With every devastating blast, the same troubling pattern persists – strident government pledges of investigation, which yield no definitive outcomes and no definitive accountability from responsible entities, whether state or private, a lack of requisite policy changes to forestall future occurrences and bereaved families left with an enduring sense of injustice.

Promises from authorities fade back into seeming indifference, while victims desperate for closure find none. This endless cycle of tragedy, pledges and inaction cannot continue unchecked. The deep scars of the latest Ibadan explosion provide yet another pressing opportunity for reflection, accountability and rectification so lives are preserved and destruction curtailed.

As rescue efforts continue, appreciation goes to the emergency response agencies at the frontlines managing the difficult aftermath. But while these agencies carry out their tasks, gaps within Nigeria’s wider national security framework persist, including challenges of inadequate funding, resources and delayed wages which strain even the fiercest commitment to duty.

Energised, empowered and accountable security forces are pivotal to national stability and safety. As such, budgetary allocations for all agencies involved in emergency response, counter-terrorism and public safety must be bolstered. More so, these disbursements must happen regularly to assure the welfare of our protectors. They in turn must reciprocate with a renewed commitment to duty devoid of corrupt influences.

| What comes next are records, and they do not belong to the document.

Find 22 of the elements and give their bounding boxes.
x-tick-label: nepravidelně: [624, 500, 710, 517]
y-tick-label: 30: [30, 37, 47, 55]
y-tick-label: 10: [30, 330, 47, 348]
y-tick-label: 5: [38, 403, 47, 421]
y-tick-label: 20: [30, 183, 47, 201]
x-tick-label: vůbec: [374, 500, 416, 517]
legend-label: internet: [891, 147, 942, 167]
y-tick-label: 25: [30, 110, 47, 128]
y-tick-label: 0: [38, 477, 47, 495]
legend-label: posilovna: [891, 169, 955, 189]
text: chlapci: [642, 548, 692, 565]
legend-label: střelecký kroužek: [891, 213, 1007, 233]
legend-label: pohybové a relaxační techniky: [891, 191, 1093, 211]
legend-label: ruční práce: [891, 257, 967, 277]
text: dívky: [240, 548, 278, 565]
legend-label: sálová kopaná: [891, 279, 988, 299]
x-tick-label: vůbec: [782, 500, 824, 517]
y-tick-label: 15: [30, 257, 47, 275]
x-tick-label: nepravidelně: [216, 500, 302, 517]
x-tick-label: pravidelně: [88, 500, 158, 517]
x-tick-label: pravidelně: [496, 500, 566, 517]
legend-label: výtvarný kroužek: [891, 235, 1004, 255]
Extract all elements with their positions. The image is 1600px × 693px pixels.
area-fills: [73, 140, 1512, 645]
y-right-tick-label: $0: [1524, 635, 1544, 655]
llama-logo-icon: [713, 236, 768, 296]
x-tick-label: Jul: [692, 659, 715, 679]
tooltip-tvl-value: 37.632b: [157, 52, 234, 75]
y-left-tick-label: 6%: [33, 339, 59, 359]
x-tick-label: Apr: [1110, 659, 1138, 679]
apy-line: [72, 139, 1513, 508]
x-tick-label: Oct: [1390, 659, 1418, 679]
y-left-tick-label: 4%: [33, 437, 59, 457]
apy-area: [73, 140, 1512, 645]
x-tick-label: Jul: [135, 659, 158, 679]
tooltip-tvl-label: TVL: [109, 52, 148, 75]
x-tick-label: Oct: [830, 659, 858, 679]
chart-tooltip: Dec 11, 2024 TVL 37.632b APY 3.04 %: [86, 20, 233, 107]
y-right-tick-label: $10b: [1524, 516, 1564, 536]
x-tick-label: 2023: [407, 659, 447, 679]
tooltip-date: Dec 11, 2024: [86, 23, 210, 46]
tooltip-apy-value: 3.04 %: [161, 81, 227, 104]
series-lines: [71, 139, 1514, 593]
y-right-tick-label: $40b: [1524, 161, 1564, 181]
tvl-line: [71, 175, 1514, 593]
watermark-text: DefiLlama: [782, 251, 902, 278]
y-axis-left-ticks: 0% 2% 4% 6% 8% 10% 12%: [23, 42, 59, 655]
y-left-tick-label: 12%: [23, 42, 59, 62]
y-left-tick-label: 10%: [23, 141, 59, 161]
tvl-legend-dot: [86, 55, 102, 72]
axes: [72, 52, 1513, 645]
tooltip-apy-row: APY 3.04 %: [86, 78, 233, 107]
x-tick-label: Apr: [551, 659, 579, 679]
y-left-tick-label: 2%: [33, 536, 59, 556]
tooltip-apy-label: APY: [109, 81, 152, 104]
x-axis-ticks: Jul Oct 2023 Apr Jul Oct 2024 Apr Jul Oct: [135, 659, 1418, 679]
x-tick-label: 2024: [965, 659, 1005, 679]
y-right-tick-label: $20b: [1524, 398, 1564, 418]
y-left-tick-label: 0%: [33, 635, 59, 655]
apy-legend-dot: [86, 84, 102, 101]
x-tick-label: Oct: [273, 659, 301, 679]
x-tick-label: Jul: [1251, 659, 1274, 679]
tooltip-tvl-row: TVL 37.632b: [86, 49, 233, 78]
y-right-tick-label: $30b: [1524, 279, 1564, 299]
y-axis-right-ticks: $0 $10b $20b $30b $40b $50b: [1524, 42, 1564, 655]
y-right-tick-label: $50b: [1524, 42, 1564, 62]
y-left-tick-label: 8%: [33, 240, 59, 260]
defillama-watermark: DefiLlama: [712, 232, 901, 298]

Additional counterterrorism and emergency response training alongside advanced technical capacity will further consolidate their readiness to combat threats. Federal and State governments must make these investments, not just as lip service but as an unwavering commitment to supporting those sworn to protect Nigerian lives and property. Their vigilance and sacrifice are instrumental to public safety and welfare.

Our collective neglect has brought us yet again to the brink of disaster. Yet, out of adversity must come the resolve and mandate for change and accountability at all levels. As we support victims in Oyo State to rebuild, pursuing justice swiftly and transparently is paramount. State and Federal authorities must ensure no stone is left unturned in identifying the location from which the explosives were taken alongside the supply chain that allowed these dangerous materials into civilian spaces. All those found culpable whether directly or indirectly must face the highest penalties possible to signal the government’s unwavering commitment to protecting innocent lives. Justice delayed is justice denied.

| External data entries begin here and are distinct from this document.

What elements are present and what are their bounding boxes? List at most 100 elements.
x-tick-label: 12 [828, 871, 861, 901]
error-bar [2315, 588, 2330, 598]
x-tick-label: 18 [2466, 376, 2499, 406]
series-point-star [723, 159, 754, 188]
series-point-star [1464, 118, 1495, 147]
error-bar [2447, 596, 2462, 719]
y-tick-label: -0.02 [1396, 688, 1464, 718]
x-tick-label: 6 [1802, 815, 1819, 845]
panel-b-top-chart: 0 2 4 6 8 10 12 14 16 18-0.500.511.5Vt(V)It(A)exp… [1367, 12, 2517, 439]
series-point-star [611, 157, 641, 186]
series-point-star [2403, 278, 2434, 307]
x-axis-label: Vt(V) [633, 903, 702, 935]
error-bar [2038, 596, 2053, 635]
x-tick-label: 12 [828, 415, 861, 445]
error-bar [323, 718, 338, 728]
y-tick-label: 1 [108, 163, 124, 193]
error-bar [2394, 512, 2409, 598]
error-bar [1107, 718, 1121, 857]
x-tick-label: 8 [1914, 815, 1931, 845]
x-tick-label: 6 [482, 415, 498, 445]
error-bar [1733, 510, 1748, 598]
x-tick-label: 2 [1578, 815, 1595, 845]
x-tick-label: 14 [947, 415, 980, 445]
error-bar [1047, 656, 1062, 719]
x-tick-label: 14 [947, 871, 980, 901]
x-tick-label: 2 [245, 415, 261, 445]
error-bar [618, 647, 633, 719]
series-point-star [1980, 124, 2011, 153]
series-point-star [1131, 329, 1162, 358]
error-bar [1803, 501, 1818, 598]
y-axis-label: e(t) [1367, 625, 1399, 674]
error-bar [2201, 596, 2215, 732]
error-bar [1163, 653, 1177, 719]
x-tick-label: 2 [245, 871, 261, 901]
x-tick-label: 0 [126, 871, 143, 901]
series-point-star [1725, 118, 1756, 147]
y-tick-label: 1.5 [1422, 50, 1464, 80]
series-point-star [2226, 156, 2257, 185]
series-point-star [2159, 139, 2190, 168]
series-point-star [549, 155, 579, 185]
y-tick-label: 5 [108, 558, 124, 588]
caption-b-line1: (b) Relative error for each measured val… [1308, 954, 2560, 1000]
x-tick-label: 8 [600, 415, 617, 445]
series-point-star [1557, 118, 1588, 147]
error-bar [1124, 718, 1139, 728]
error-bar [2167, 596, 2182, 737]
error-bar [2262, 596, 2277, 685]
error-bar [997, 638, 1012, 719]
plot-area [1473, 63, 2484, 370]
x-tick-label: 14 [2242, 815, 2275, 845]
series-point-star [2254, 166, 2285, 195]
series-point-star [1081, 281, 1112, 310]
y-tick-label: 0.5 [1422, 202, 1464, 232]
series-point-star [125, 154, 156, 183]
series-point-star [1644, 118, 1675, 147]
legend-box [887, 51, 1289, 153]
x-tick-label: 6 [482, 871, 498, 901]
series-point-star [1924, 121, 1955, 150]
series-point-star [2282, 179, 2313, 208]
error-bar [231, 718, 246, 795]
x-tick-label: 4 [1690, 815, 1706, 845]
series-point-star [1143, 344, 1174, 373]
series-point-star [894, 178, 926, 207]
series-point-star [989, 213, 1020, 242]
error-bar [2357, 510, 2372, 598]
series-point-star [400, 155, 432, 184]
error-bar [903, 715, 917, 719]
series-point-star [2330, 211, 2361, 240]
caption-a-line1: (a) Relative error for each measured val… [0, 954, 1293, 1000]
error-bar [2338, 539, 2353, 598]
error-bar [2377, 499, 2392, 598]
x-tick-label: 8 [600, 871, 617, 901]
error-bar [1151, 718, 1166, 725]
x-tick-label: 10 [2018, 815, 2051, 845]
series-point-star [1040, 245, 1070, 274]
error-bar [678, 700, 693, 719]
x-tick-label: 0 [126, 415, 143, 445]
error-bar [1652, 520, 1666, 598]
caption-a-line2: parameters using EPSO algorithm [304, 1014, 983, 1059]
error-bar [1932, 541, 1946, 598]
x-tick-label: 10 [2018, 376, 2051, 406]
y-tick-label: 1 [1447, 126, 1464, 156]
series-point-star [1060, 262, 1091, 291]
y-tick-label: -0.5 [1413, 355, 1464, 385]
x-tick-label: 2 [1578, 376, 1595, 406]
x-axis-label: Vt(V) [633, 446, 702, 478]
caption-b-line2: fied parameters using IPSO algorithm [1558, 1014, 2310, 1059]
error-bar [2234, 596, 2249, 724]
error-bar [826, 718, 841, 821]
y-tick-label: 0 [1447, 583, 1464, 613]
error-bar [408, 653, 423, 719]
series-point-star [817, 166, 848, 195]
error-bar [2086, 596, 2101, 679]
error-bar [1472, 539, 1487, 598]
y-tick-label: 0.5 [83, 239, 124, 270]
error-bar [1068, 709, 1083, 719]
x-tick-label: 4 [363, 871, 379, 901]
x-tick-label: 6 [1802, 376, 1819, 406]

Additionally, gaps identified in explosive regulations and monitoring must be addressed promptly nationwide to prevent another catastrophe. Rules safeguarding lives must be stringently enforced without excuse, negligence by oversight bodies punished and hazardous materials’ access severely curtailed. Explosives must be stored in fortified zones far from civilian spaces. Surveillance systems must be tightened to account for every ounce of explosive material including inventory tracking and transportation mechanisms to halt diversion. Loopholes allowing illegal mining must also be plugged with those caught facing prosecution as clear deterrents are urgently needed.

The bodies buried and tears shed in Oyo state plead for us to build from this tragedy, the framework for a safer Nigeria. Half-hearted measures cannot suffice and business as usual attitudes must end. We owe it to those lost and devastated by the explosion to bring the perpetrators to justice while enacting enduring reforms so such incidents do not recur destroying other families. Their lives lost must not be in vain. The time for deep reflection, accountability and change starts now.